Photo carlos corzo (CC BY-SA 3.0) (wikimedia)

Was der Campo del Príncipe wirklich ist

Der Campo del Príncipe ist ein großer, offener Platz im Realejo-Viertel Granadas – und das städtische Tourismusbüro selbst bezeichnet ihn als emblematischsten Platz des Viertels. Das ist eine Aussage, die man ernst nehmen sollte. Anders als die repräsentativen, von Denkmälern geprägten Plätze der Granadiner Altstadt hat dieser seinen Ruf durch den täglichen Gebrauch erworben, nicht durch architektonisches Spektakel. Der Untergrund ist flach, gepflastert und großzügig bemessen; der Rand ist gesäumt von Bars und Restaurantterrassen zu ebener Erde, deren Stühle sich über das Steinpflaster erstrecken. In der Mitte des Platzes steht ein großes Kruzifix – ein Blickfang, der Aufmerksamkeit auf sich zieht, ohne zu dominieren.

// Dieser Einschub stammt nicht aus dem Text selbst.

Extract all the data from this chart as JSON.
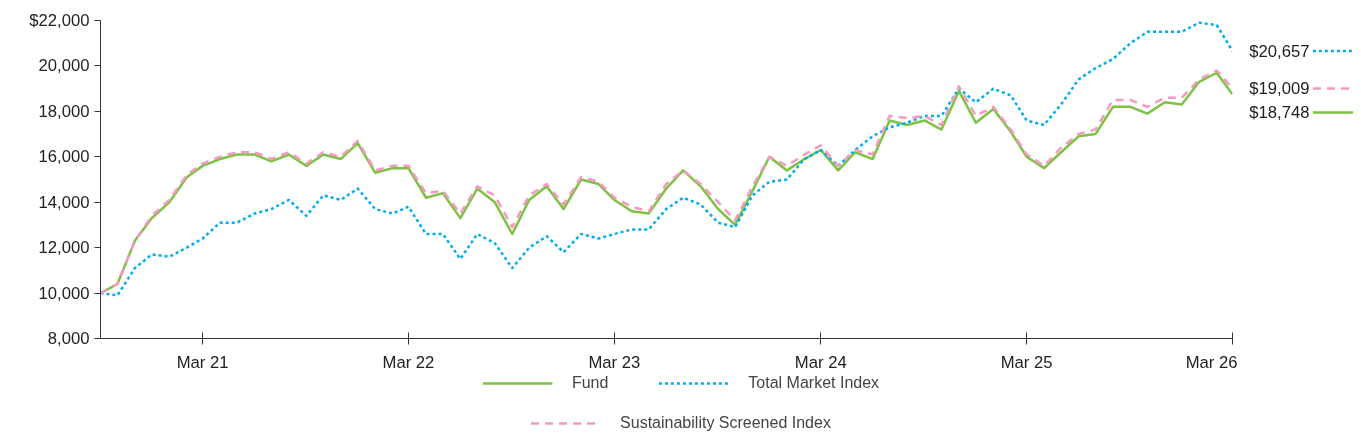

Was ihn sehenswert macht, ist genau das, was ihm fehlt: die selbstbewusste Inszenierung einer Touristenattraktion. Komm an einem Werktag morgens vorbei und du findest ältere Anwohner auf denselben Terrassenstühlen, auf denen sie seit Jahrzehnten sitzen – Kaffee trinkend und einfach dem Treiben zuschauend. Komm an einem Freitagabend zurück, und das Klangbild ist ein ganz anderes: Gesprächslärm, Kinder, die zwischen Tischen hindurchweben, das Klappern von Keramiktellern aus einem Dutzend Küchen. Der Platz belohnt, wer sich Zeit lässt.

ℹ️ Gut zu wissen

Der Campo del Príncipe ist 24 Stunden am Tag, sieben Tage die Woche geöffnet – ohne Eintritt. Die umliegenden Bars öffnen meist am späteren Vormittag und bleiben bis tief in den Abend geöffnet.

Ein Name mit Geschichte: 1497 und die Hochzeit des Prinzen

Der Name des Platzes ist kein Zufall. Campo del Príncipe – auf Deutsch etwa „Feld des Prinzen" – geht auf das Jahr 1497 zurück, als hier die Hochzeit von Prinz Juan von Asturien, dem einzigen Sohn von Fernando und Isabel, mit Margarete von Österreich gefeiert wurde. Granada war erst fünf Jahre zuvor aus nasridischer Herrschaft zurückerobert worden, und die Wahl dieses offenen Geländes für königliche Feierlichkeiten war sowohl symbolisch als auch praktisch. Das Gelände war groß genug für öffentliche Zusammenkünfte zu einem Zeitpunkt, als die Katholischen Könige ihre Macht in einer neu gewonnenen Stadt festigen wollten.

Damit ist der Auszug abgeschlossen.